Less than an hour after Florida legislators opened their fourth special session on redistricting Monday, they were roiling in a bitter dispute over how far they could go to protect half the Senate from facing voters in a tumultuous presidential election year. Just moments after the Legislature officially started its special session at noon, it became abundantly clear one major hurdle already exists as the chambers prepare to redraw Florida’s 40 state Senate seats: The two chambers, dominated by Republicans, are split over who will have to run for re-election in the Senate in 2016. The House, citing a 1982 court opinion and a ruling from the Florida Supreme Court in 2012, believes that when the Legislature redraws the district lines, every member whose district is revised will have to run for re-election in 2016. That would include as many as 14 state senators who were elected to four-year terms in 2014. “We’ve always understood it to be everyone has to go back and run again,” House Speaker Steve Crisafulli, R-Merritt Island, told reporters. Not so, said State Sen. Bill Galvano, R-Bradenton, chairman of the Senate Reapportionment Committee.

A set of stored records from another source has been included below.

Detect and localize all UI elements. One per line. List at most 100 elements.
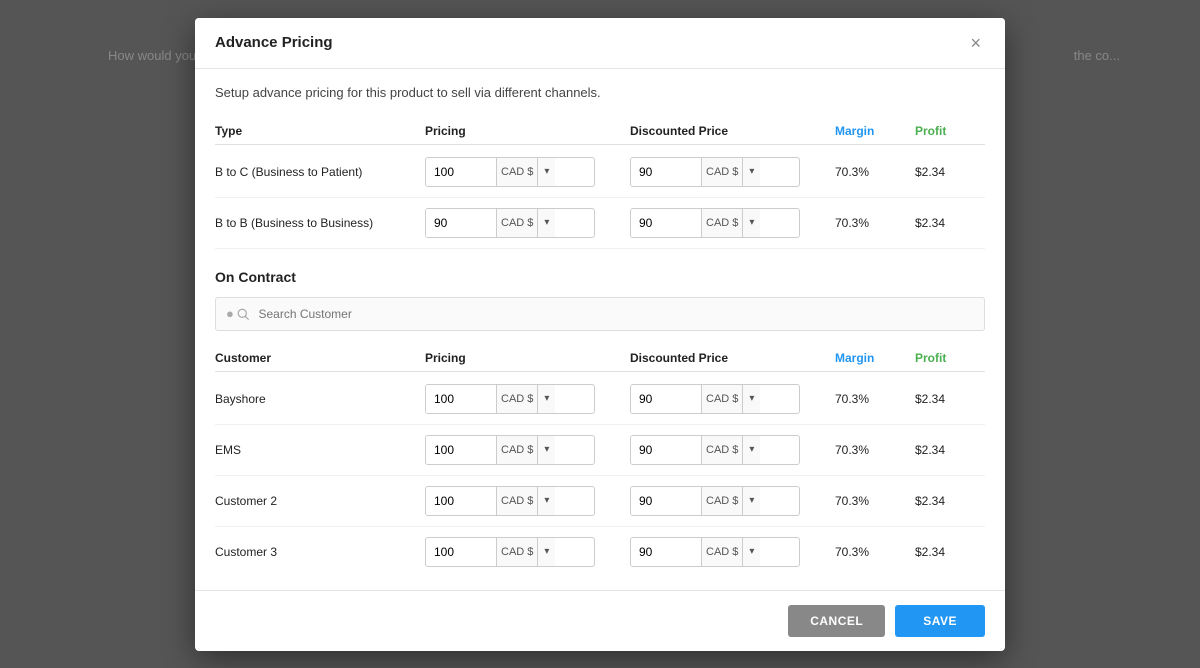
customer-name: Bayshore [215,392,425,406]
contract-pricing-value[interactable] [426,436,496,464]
contract-discounted-currency: CAD $ [701,385,742,413]
discounted-value-btoc[interactable] [631,158,701,186]
discounted-currency-dropdown-btob[interactable]: ▾ [742,209,760,237]
modal-body: Setup advance pricing for this product t… [195,69,1005,590]
contract-margin: 70.3% [835,545,915,559]
pricing-currency-dropdown-btoc[interactable]: ▾ [537,158,555,186]
contract-pricing-value[interactable] [426,538,496,566]
contract-discounted-value[interactable] [631,436,701,464]
contract-discounted-currency: CAD $ [701,436,742,464]
pricing-input-0: CAD $ ▾ [425,384,630,414]
on-contract-title: On Contract [215,269,985,285]
customer-name: EMS [215,443,425,457]
contract-discounted-value[interactable] [631,487,701,515]
customer-name: Customer 2 [215,494,425,508]
pricing-input-3: CAD $ ▾ [425,537,630,567]
pricing-input-btob: CAD $ ▾ [425,208,630,238]
contract-profit: $2.34 [915,494,985,508]
contract-discounted-currency: CAD $ [701,487,742,515]
modal-header: Advance Pricing × [195,18,1005,69]
pricing-currency-dropdown-btob[interactable]: ▾ [537,209,555,237]
contract-profit: $2.34 [915,443,985,457]
contract-margin: 70.3% [835,494,915,508]
advance-pricing-modal: Advance Pricing × Setup advance pricing … [195,18,1005,651]
contract-col-margin: Margin [835,351,915,365]
type-btoc: B to C (Business to Patient) [215,165,425,179]
contract-margin: 70.3% [835,443,915,457]
contract-pricing-currency: CAD $ [496,538,537,566]
contract-pricing-value[interactable] [426,487,496,515]
profit-btoc: $2.34 [915,165,985,179]
contract-profit: $2.34 [915,545,985,559]
discounted-input-1: CAD $ ▾ [630,435,835,465]
search-bar[interactable]: ●︎ [215,297,985,331]
cancel-button[interactable]: CANCEL [788,605,885,637]
modal-footer: CANCEL SAVE [195,590,1005,651]
contract-discounted-value[interactable] [631,385,701,413]
contract-discounted-dropdown[interactable]: ▾ [742,436,760,464]
pricing-table: Type Pricing Discounted Price Margin Pro… [215,118,985,249]
contract-pricing-dropdown[interactable]: ▾ [537,487,555,515]
pricing-currency-btob: CAD $ [496,209,537,237]
modal-subtitle: Setup advance pricing for this product t… [215,85,985,100]
contract-pricing-dropdown[interactable]: ▾ [537,436,555,464]
profit-btob: $2.34 [915,216,985,230]
discounted-input-btob: CAD $ ▾ [630,208,835,238]
table-row: Bayshore CAD $ ▾ CAD $ ▾ 70.3% $2.34 [215,374,985,425]
search-icon: ●︎ [226,306,250,321]
contract-section: On Contract ●︎ Customer Pricing Discount… [215,269,985,574]
col-discounted: Discounted Price [630,124,835,138]
margin-btob: 70.3% [835,216,915,230]
pricing-input-btoc: CAD $ ▾ [425,157,630,187]
margin-btoc: 70.3% [835,165,915,179]
contract-rows-wrapper[interactable]: Bayshore CAD $ ▾ CAD $ ▾ 70.3% $2.34 EMS [215,374,985,574]
discounted-input-btoc: CAD $ ▾ [630,157,835,187]
col-profit: Profit [915,124,985,138]
contract-pricing-dropdown[interactable]: ▾ [537,538,555,566]
search-input[interactable] [258,307,974,321]
contract-discounted-dropdown[interactable]: ▾ [742,487,760,515]
contract-pricing-dropdown[interactable]: ▾ [537,385,555,413]
pricing-value-btoc[interactable] [426,158,496,186]
contract-discounted-value[interactable] [631,538,701,566]
discounted-input-2: CAD $ ▾ [630,486,835,516]
discounted-currency-btob: CAD $ [701,209,742,237]
contract-col-discounted: Discounted Price [630,351,835,365]
pricing-input-2: CAD $ ▾ [425,486,630,516]
contract-discounted-currency: CAD $ [701,538,742,566]
pricing-table-header: Type Pricing Discounted Price Margin Pro… [215,118,985,145]
pricing-input-1: CAD $ ▾ [425,435,630,465]
table-row: Customer 3 CAD $ ▾ CAD $ ▾ 70.3% $2.34 [215,527,985,574]
pricing-value-btob[interactable] [426,209,496,237]
discounted-value-btob[interactable] [631,209,701,237]
contract-discounted-dropdown[interactable]: ▾ [742,538,760,566]
pricing-row-btob: B to B (Business to Business) CAD $ ▾ CA… [215,198,985,249]
contract-pricing-value[interactable] [426,385,496,413]
contract-col-profit: Profit [915,351,985,365]
discounted-input-0: CAD $ ▾ [630,384,835,414]
contract-col-customer: Customer [215,351,425,365]
table-row: EMS CAD $ ▾ CAD $ ▾ 70.3% $2.34 [215,425,985,476]
contract-discounted-dropdown[interactable]: ▾ [742,385,760,413]
table-row: Customer 2 CAD $ ▾ CAD $ ▾ 70.3% $2.34 [215,476,985,527]
close-button[interactable]: × [966,32,985,54]
modal-title: Advance Pricing [215,34,333,51]
col-margin: Margin [835,124,915,138]
pricing-row-btoc: B to C (Business to Patient) CAD $ ▾ CAD… [215,147,985,198]
type-btob: B to B (Business to Business) [215,216,425,230]
col-type: Type [215,124,425,138]
discounted-input-3: CAD $ ▾ [630,537,835,567]
save-button[interactable]: SAVE [895,605,985,637]
contract-pricing-currency: CAD $ [496,436,537,464]
discounted-currency-btoc: CAD $ [701,158,742,186]
contract-pricing-currency: CAD $ [496,385,537,413]
contract-pricing-currency: CAD $ [496,487,537,515]
customer-name: Customer 3 [215,545,425,559]
pricing-currency-btoc: CAD $ [496,158,537,186]
discounted-currency-dropdown-btoc[interactable]: ▾ [742,158,760,186]
contract-col-pricing: Pricing [425,351,630,365]
contract-table-header: Customer Pricing Discounted Price Margin… [215,345,985,372]
col-pricing: Pricing [425,124,630,138]
modal-overlay: Advance Pricing × Setup advance pricing … [0,0,1200,668]
contract-profit: $2.34 [915,392,985,406]
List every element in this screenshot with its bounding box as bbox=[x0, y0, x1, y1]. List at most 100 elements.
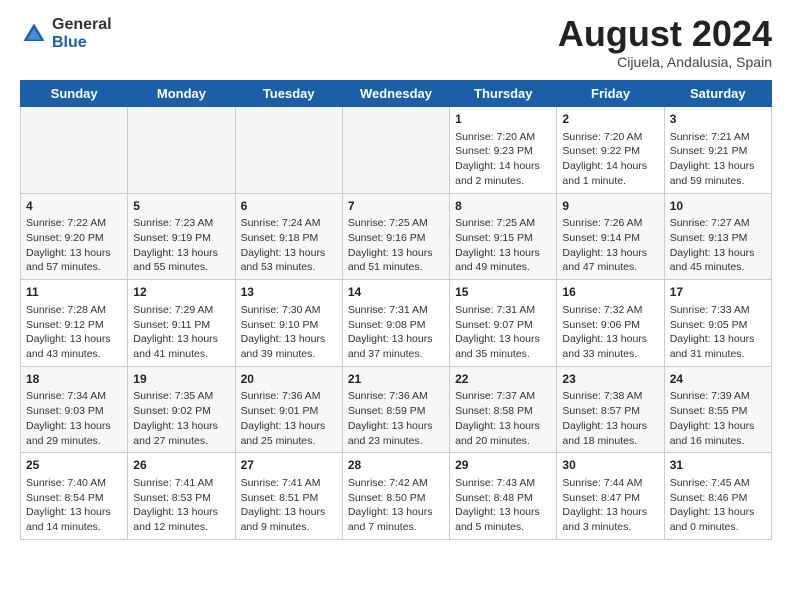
day-number: 3 bbox=[670, 111, 766, 128]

Galvano said that his attorneys have told him that no matter what district changes are approved in the three-week special session, only senators currently up for re-election in 2016 will have to run again — even though the districts on which they were elected have been declared unconstitutional.
“We’re in a new era,” Galvano told reporters, saying the two anti-gerrymandering Fair Districts amendment approved by voters in 2010 put Florida into new legal territory. “There is a legal argument to be made that members who were elected have a right to those seats. We are going to have to look at it in the big picture.”
Galvano, who was first elected to the Senate in 2014 to a four-year term, would be among those who would not have to seek re-election in 2016 even though every redistricting map proposed so far would have him representing thousands of people he doesn’t represent now.